To stop the resin sticking, lightly spread vaseline on the patient’s lips, mucous membrane and tongue-but not his teeth.
Hold the arch bar in place with blobs or a continuous wad of cold cure acrylic. Lightly spread vaseline on your fingers (to stop the acrylic sticking) and press the acrylic into place over the arch bar. Press it firmly between the bases of the patient’s teeth. If the arch bar is going to stay in place, the resin must go between the overhanging parts of his adjacent teeth. If he is older, and his gingival papillae have resorbed, or he has missing teeth, the resin will be able to pass between them and stick more firmly.
Hold the arch bar in place until the resin has set (in about 10 minutes).
INDICATIONS (1) Conscious and cooperative patients. (2) This method is particularly suited to unilateral fractures. (3) Recent fractures that will be fairly easy to reduce.
CONTRAINDICATIONS Much bleeding which makes cleaning and drying the surfaces of a patient’s teeth impractical.
MATERIALS Compound filling material, such as ’Adaptic’ or ’Isopaste’ and their special bonding compounds, or their generic equivalents. 50% phosphoric acid, 2 mm stainless steel wire. Rubber bands.
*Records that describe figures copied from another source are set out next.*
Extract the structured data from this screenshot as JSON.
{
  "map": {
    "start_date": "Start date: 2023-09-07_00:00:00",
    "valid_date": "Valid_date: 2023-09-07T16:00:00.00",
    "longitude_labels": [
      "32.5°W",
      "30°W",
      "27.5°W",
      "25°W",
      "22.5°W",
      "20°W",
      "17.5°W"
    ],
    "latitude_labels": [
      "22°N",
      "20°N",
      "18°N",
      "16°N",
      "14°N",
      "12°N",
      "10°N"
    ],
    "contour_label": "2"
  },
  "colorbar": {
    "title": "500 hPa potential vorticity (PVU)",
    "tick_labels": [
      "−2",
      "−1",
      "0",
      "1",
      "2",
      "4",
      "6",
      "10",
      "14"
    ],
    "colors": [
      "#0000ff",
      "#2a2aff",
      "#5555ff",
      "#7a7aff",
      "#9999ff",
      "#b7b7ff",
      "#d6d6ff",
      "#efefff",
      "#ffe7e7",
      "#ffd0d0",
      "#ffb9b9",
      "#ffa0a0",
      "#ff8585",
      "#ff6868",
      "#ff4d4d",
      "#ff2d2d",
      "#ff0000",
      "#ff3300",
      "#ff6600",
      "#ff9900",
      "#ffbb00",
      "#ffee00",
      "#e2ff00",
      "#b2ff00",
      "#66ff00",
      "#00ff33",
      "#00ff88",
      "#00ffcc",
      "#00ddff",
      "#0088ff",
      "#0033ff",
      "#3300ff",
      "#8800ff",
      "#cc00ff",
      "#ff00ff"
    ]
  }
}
METHOD The patient will probably need about six hooks depending on the site of his fracture.
Sit him up in a chair. Clean the surfaces of his teeth at each fixation point carefully, and dry them free of saliva. Use spirit on a pledget of cotton wool, or a dental engine brush.
While his teeth are still dry, apply phosphoric acid on a paint brush for 60 seconds.
Wash his tooth for 30 seconds, and then dry it again.
Keep his teeth dry with suction, rolls of paper tissue, or cotton wool in his buccal sulcus.
Apply the bonding material to the dry, etched surface with a small brush or a wisp of cotton wool.
Mix a little of the the compound material and the catalyst with a spatula on a small paper pad, and immediately press it into place with lightly vaselined fingers over the prepared surfaces of his upper and lower teeth. While it is still soft, press a hook into it.
Join up the hooks with rubber bands or wire. Rubber will place less strain on the hooks. If you join them with wire, take care not to exert too much force, or you may displace them. After 6 weeks you can chip composite away quite easily. The last remaining pieces may have to be removed with a dental drill.
ALTERNATIVE NOT USING HOOKS Hold the patient’s jaws together with bridges of filling material passing from one jaw to another. You will probably only need about 4 bridges. As they set, keep his jaws aligned and his teeth in occlusion.